A number of the stanzas needed revision, which I did, though I cannot recollect the nature of the changes that I made.  Rhyming is difficult for me to use without awkward force, but I did make several changes to lend more lyricism to the work.  I also shifted around ideas.  Not that I remember what I did.  I used to write exactly what I thought as a first-final draft without revision.
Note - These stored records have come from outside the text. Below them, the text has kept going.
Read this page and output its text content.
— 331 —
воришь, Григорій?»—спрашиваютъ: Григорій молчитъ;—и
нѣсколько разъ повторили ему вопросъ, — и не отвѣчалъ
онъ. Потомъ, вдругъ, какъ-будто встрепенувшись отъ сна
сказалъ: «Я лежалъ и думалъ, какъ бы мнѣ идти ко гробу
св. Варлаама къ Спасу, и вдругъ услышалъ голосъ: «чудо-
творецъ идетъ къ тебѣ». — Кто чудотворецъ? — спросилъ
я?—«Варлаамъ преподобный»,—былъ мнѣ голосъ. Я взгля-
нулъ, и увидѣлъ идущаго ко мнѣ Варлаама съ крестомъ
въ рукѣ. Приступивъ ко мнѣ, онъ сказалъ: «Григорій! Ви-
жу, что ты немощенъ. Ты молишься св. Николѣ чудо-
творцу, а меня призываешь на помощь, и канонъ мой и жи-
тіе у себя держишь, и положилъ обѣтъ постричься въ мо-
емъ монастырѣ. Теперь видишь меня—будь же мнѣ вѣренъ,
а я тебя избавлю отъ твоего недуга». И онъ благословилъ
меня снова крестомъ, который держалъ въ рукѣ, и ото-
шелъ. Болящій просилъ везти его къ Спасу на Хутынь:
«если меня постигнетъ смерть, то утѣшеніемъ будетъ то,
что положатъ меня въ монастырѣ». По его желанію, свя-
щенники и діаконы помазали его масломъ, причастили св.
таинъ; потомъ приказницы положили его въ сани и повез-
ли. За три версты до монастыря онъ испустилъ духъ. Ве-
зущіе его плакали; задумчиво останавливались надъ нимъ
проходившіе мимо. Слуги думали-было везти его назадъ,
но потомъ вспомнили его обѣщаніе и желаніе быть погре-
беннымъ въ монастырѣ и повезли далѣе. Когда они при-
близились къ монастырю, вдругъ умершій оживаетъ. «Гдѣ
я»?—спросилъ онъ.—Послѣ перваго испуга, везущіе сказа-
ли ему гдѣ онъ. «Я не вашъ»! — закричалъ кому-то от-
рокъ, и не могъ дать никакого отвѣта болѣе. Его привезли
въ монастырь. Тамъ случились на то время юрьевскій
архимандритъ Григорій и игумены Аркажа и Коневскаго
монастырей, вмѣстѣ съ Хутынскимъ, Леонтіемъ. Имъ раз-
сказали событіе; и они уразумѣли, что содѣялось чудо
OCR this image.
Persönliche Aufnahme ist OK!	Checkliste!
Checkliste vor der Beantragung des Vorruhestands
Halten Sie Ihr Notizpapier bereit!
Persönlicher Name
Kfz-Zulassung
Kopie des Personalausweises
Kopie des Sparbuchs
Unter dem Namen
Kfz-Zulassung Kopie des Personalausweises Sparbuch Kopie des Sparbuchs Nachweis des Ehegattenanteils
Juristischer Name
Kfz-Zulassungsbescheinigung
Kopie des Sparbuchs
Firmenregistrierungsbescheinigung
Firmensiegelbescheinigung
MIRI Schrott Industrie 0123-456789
This worked well since I thought out my writing so thoroughly before sitting down.  But that stage passed me by a long time ago.  Not sure why.  Perhaps a better ear for poetry, or a more complicated set of insights to manage, or a broader tradition from which to draw.  Or all of that.  Or none of it.

There was some consternation on my part when confronted with the different pacing and stanza construction in the third “panel” as compared with the others, since I wanted them to be mirrored.  Anything I thought of to “even out” the text was unnecessary aesthetic fluff, basically fat on a lean poem.  So, after a brief talk with Gregorio, I decided not to force it and just let it be.

I named each “panel” in the triptych on my own in order to guide the reader in each moment, giving him/her a ready-made set of images and themes to work with and imply.  (The last panel, for example, would make no sense at all without its title, but with the title, it flows smoothly.  We never come to texts as empty slates, and good titles take advantage of this.)  Gregorio Montejo gave the whole piece its final title, correctly grasping its function and lending me its final clarity.  I had been completely unable to title the poem on my own.  So it is “Triptych,” and I am, as always, indebted to Gregorio for its completion.